Vulnerability and Helplessness are attributes not normally associated with the role of a Chief Executive. Perhaps they should be…
My client, the CEO of a national charity, was becoming increasingly worn down by a situation that was fraying her nerves and making her feel weak and inadequate:
I was getting more and more frustrated and anxious with our new financial manager and the procedures that he had been imposing on our accounting practices. Although I had instigated the changes for the benefit of the charity, the new regime was making it impossible to do the things that had previously seemed simple. The relationship was becoming very tense.
The CEO was becoming a victim of her own decisions and it was having a profound impact on her self-image:
She was beginning to feel like a failure and simply did not know what to do…
Not able to mask my distress any further, I admitted to the manager that I was on the defensive and felt helpless and frustrated – the exact opposite of how I thought a CEO should feel under any circumstances.

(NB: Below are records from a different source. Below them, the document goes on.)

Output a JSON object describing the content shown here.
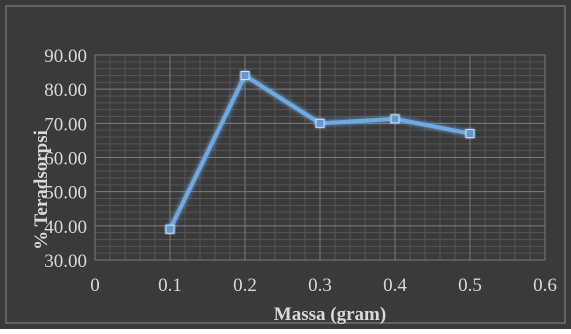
{
  "colors": {
    "background": "#3a3a3a",
    "plot_area": "#3a3a3a",
    "major_grid": "#7a7a7a",
    "minor_grid": "#555555",
    "series_line": "#5b9bd5",
    "series_glow": "#6fa8e0",
    "tick_text": "#d9d9d9",
    "axis_title_text": "#d9d9d9",
    "frame": "#8a8a8a"
  },
  "chart_data": {
    "type": "line",
    "title": "",
    "xlabel": "Massa (gram)",
    "ylabel": "% Teradsorpsi",
    "xlim": [
      0,
      0.6
    ],
    "ylim": [
      30,
      90
    ],
    "x_ticks": [
      0,
      0.1,
      0.2,
      0.3,
      0.4,
      0.5,
      0.6
    ],
    "x_tick_labels": [
      "0",
      "0.1",
      "0.2",
      "0.3",
      "0.4",
      "0.5",
      "0.6"
    ],
    "y_ticks": [
      30,
      40,
      50,
      60,
      70,
      80,
      90
    ],
    "y_tick_labels": [
      "30.00",
      "40.00",
      "50.00",
      "60.00",
      "70.00",
      "80.00",
      "90.00"
    ],
    "grid": true,
    "minor_grid": true,
    "legend": "none",
    "series": [
      {
        "x": [
          0.1,
          0.2,
          0.3,
          0.4,
          0.5
        ],
        "values": [
          39,
          84,
          70,
          71.3,
          67
        ]
      }
    ]
  }
}
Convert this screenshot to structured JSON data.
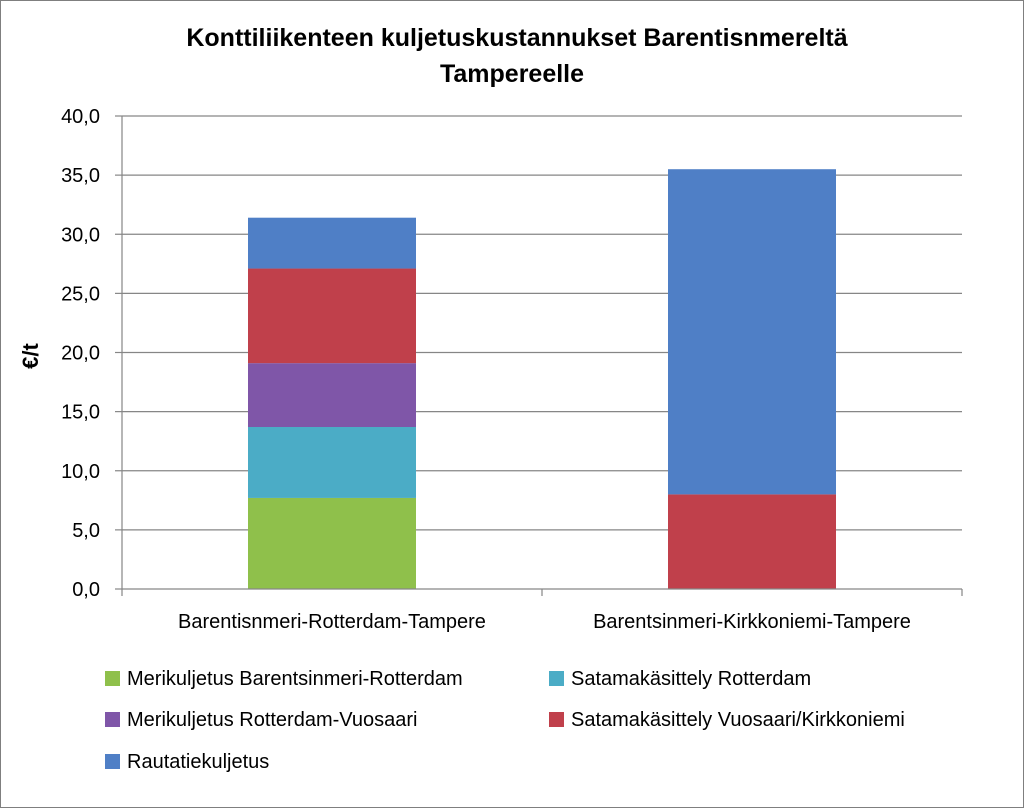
{
  "chart_data": {
    "type": "bar",
    "stacked": true,
    "title_lines": [
      "Konttiliikenteen kuljetuskustannukset Barentisnmereltä",
      "Tampereelle"
    ],
    "xlabel": "",
    "ylabel": "€/t",
    "ylim": [
      0,
      40
    ],
    "yticks": [
      "0,0",
      "5,0",
      "10,0",
      "15,0",
      "20,0",
      "25,0",
      "30,0",
      "35,0",
      "40,0"
    ],
    "grid": true,
    "legend_position": "bottom",
    "categories": [
      "Barentisnmeri-Rotterdam-Tampere",
      "Barentsinmeri-Kirkkoniemi-Tampere"
    ],
    "series": [
      {
        "name": "Merikuljetus Barentsinmeri-Rotterdam",
        "color": "#8fc04b",
        "values": [
          7.7,
          0
        ]
      },
      {
        "name": "Satamakäsittely Rotterdam",
        "color": "#4bacc6",
        "values": [
          6.0,
          0
        ]
      },
      {
        "name": "Merikuljetus Rotterdam-Vuosaari",
        "color": "#7f56a8",
        "values": [
          5.4,
          0
        ]
      },
      {
        "name": "Satamakäsittely Vuosaari/Kirkkoniemi",
        "color": "#c0404b",
        "values": [
          8.0,
          8.0
        ]
      },
      {
        "name": "Rautatiekuljetus",
        "color": "#4f7fc6",
        "values": [
          4.3,
          27.5
        ]
      }
    ]
  }
}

In admitting her vulnerability, she was doing the reverse of what a Strong Leader is supposed to.
To my surprise, the manager confessed to being over-zealous and digging in his heels. The relief was tangible and energising. It led to immediate solutions to the problems.
For me, this illustrates 3 powerful truths:
- All leaders – and that is anyone with any degree of responsibility – will feel this fragility and impotence on occasion. The external demeanour is not always a guide to the inner experience.
- Admitting the reality, however negative it is, can release the positive energy needed to deal with it.
- Admitting weakness can be a strength.